Wednesday July 22, La Tranche-sur-mer, Vendée
I had a good morning on the novel, writing fluently but in a conventional narrative style that falls hopelessly short of the prose of the inventive and pyrotechnic variety that often gets written in my head.
I spent the afternoon with Jimmy. We had a hamburger that he wolfed down with enormous pleasure and then a go on the electronic games. He soon got the hang of the operating buttons and had Asterix biffing and bonking an army of heavily-armed Roman opponents. I had a go too, but couldn’t keep in my mind at the same time what more than two of the buttons did. So was responsible for Obelix being knocked senseless by Roman weaponry. The boy in the house next door has a ‘Game Boy’ and Jimmy misses no opportunity to play with it. Much to the irritation of all the adults here, he sits on the wall separating us from our neighbours, hunched over the toy and completely impervious to any other outside stimulus.
Wednesday July 29 La Tranche-sur-mer, Vendée
It’s extremely hot; not a breath of wind. When I got to the beach, the sand was so hot, I had to run quickly down to the shore. Even at two o’clock there was hardly anybody out there. Carole was lying in the shade in her black, one-piece costume, reading a book and Fred was standing near the water; hands on hips, peering out to sea from under his baseball cap. I’m wearing a baseball cap too (the one Lenny gave me I thought I’d never wear.) Wonder whether people take us for Americans. My hair seems to get whiter by the day.

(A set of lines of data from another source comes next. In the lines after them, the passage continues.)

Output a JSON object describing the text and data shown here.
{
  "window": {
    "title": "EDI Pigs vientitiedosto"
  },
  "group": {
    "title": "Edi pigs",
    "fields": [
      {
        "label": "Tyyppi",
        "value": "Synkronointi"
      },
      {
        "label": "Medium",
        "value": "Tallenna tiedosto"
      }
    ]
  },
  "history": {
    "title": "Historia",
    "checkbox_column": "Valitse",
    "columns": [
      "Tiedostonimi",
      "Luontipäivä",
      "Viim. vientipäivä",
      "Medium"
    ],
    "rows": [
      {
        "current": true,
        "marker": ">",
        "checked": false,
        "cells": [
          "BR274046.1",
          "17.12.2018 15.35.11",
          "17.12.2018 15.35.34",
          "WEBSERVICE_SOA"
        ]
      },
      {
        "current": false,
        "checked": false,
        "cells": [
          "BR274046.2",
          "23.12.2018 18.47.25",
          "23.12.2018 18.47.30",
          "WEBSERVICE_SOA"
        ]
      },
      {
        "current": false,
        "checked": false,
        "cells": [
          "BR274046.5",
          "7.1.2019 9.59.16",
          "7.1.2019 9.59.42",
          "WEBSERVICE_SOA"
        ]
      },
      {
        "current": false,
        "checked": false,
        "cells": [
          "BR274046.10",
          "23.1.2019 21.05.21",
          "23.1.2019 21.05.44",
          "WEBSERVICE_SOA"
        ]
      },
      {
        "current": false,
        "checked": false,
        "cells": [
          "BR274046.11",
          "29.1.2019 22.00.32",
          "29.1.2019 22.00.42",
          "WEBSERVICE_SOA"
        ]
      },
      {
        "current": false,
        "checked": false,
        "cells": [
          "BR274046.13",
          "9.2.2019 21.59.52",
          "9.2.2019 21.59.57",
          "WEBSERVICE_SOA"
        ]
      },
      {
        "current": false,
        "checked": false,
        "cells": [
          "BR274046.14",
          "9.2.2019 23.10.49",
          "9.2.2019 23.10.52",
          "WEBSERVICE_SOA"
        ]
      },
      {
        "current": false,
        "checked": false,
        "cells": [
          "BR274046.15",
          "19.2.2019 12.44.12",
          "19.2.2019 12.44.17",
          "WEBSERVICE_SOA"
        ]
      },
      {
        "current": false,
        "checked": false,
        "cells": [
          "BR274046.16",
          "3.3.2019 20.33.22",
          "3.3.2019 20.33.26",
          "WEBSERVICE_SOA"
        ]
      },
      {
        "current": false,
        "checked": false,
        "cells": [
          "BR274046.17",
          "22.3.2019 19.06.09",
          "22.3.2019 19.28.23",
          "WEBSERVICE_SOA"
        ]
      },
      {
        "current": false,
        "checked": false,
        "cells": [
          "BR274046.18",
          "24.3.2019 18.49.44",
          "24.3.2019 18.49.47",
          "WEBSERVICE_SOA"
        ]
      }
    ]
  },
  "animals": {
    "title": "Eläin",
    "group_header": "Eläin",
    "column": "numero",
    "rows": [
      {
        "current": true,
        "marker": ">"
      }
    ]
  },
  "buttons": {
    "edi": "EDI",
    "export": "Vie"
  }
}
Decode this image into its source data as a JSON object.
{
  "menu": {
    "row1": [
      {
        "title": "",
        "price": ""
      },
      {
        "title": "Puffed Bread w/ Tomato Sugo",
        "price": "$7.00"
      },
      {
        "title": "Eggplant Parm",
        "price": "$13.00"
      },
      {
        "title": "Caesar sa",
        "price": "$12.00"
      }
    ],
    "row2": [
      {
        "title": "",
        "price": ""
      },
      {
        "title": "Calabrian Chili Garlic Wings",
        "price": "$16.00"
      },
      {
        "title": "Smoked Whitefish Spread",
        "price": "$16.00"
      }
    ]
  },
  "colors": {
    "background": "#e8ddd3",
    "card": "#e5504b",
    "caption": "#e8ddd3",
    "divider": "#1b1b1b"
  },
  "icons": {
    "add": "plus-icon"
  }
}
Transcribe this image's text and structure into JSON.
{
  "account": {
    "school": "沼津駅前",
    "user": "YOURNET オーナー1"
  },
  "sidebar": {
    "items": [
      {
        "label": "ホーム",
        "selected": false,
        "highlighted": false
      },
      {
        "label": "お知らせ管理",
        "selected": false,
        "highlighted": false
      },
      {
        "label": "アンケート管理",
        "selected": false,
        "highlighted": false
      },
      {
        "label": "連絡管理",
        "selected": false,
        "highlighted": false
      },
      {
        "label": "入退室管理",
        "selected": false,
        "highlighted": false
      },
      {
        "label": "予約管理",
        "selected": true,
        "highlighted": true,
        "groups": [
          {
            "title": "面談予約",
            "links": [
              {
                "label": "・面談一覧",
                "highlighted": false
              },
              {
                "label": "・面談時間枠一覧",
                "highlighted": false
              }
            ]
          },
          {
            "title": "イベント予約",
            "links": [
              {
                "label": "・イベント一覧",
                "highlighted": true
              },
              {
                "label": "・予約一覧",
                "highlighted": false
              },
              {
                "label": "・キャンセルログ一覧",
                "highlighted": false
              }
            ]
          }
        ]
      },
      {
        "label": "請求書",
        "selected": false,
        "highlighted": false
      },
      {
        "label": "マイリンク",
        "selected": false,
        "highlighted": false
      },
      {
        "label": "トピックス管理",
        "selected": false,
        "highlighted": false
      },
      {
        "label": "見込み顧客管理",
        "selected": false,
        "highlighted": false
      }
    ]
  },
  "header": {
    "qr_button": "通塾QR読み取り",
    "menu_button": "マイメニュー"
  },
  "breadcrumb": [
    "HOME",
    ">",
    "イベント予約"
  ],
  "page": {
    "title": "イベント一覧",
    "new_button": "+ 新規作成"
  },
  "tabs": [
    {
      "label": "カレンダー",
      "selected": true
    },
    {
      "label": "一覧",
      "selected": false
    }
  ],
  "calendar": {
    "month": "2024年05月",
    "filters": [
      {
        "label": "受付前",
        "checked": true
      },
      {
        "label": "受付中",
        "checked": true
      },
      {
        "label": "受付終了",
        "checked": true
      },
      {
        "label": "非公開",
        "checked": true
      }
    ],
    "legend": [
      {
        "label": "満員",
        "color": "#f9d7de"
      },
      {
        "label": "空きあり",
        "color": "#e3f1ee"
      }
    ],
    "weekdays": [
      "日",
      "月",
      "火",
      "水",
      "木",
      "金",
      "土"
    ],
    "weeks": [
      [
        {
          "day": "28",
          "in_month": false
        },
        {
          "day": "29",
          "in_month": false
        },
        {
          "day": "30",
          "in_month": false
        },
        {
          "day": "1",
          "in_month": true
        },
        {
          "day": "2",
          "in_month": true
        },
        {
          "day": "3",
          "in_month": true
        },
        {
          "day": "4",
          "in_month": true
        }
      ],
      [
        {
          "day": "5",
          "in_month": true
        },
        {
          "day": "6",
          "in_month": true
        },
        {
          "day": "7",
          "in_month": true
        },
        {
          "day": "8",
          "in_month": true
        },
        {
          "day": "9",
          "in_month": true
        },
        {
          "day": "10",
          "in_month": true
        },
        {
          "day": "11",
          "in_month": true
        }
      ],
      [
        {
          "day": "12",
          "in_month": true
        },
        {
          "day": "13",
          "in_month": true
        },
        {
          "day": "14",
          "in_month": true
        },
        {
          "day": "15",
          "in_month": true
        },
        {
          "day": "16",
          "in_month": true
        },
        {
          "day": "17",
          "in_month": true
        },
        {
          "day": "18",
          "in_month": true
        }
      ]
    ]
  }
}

On the beach, read Charles Palliser’s The Quincunx. I particularly enjoy the descriptions of travelling by coach on the turnpikes in the early nineteenth century. Palliser is very good at making you visualize the England of the period. Curiously, it’s as if this world were familiar to me; as if I can apprehend it because my forefathers experienced it. But it was too hot to read for long. I kept going into the tepid sea to try and cool off. As I was drifting aimlessly around on Jimmy’s surfboard, thinking about how I’d choose the diary material on which to base my narrative, I hit on the idea of using only the days on which I’ve been to see Nadia to have my haircut. What could be more arbitrary chronologically and more consistent thematically? A new title immediately came to mind: ‘Nadia Days’. We will see…
Even at seven o’clock, while we were having an extended apéritif outside the Hôtel Atlantique, the heat was prodigious. Our table was full of glasses and the shells of peanuts. The children pestered us for money to buy bubble gum from the machine. English families sat at the neighbouring tables eating an early supper of chips. Their red-haired, red-skinned brats kept kicking our table with their swinging legs and squabbled over little ice-cream umbrellas. I bought The Independent and Fred and I scoffed smugly reading about the come-uppance of Lloyd’s underwriters.
We kept all the windows open, but there was not a breath of wind. I couldn’t sleep, turned this way and that and thought about my writing and how eager I was to get on with it.